Chapter 6: Evaluating Compound Similarity

What does it mean that compounds are similar？

What does it mean that two compounds are similar? Somehow similar in shape?The expression is not scientific. Chemoinformatics evaluates whether or not they are more similar by quantitative measures such as similarity (generally 0-100% value) and dissimilarity (distance).

Here we mainly introduce two representative scales.

Descriptor

A parameter that expresses the overall characteristics of a molecule numerically is called a descriptor. Many descriptors have been proposed to date, including molecular weight, polar surface properties (PSA), and partition coefficient (logP). By evaluating the similarity of these descriptors, it is possible to express how similar the two molecules are. Also note that the features of the whole molecule are represented by a single number and are not local features.

Note	There are cases where commercial software is needed to calculate some descriptors.

Fingerprint

Another is fingerprinting. A fingerprint is a representation of the partial structure of a molecule in binary of 0 and 1, and the correspondence between the presence or absence of a partial structure and the bit on (1), off (0), representing a set of partial structures. This expresses the characteristics of the molecule. There are two types of fingerprints: fixed-length FP and variable-length FP. In the old days, fixed-length FPs (FPs whose partial structure and index were determined in advance) called MACCS keys were used, but now ECFP4, a variable length FP called Morgan2 is used.

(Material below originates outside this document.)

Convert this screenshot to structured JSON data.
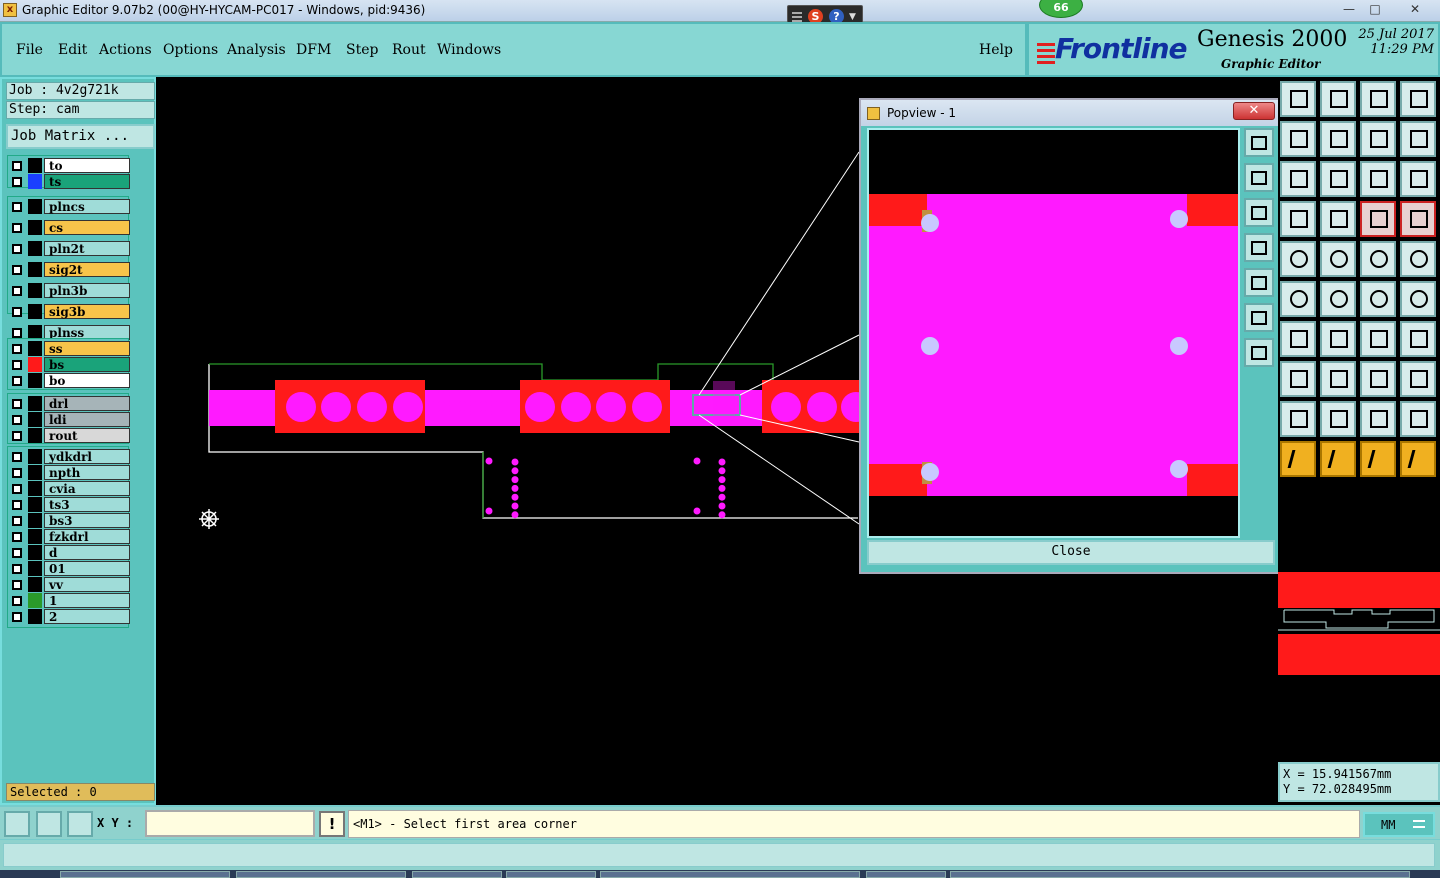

As for the RDKit fingerprint, please read Developper of RDKit, Greg’s Slide for details.

This time, let’s evaluate the similarity using ECFP4 (Morgan2).

Difference between SMILES and fingerprint

SMILES represents the structure as an ASCII string, and the fingerprint is the binary representation of the presence or absence of a substructure. The difference is that the former is one of the structural expressions , while the latter is one of the feature expressions . Since only the presence or absence of partial structures is expressed, information such as the relationship between partial structures (how connected by positional relationship) is lost, and the original structure is not restored.

Some people call it Bag-of-Fragments because it corresponds to Bag-of-Words often used in text-mining.

calculate similarity

Let’s evaluate the similarity of toluene and chlorobenzene as simple molecules.

from rdkit import Chem, DataStructs
from rdkit.Chem import AllChem, Draw
from rdkit.Chem.Draw import IPythonConsole

Load molecules from SMILES.

mol1 = Chem.MolFromSmiles("Cc1ccccc1")
mol2 = Chem.MolFromSmiles("Clc1ccccc1")

Check it visually.

Draw.MolsToGridImage([mol1, mol2])

Generate a Morgan fingerprint of radius 2 equivalent to ECFP4.

fp1 = AllChem.GetMorganFingerprint(mol1, 2)
fp2 = AllChem.GetMorganFingerprint(mol2, 2)

Tanimoto coefficient is used for similarity evaluation.

DataStructs.TanimotoSimilarity(fp1, fp2)
# 0.5384615384615384

If you want to find the distance that is the complement of similarity (that is, 1-similarity), set returnDistance = True. In clustering described later, distance is more often used than similarity.

DataStructs.TanimotoSimilarity (fp1, fp2, returnDistance = True )
# 0.46153846153846156

Virtual screening

So far we have described how to evaluate the similarity of compounds. Selecting a specific compound group from many compounds using this similarity index is called virtual screening.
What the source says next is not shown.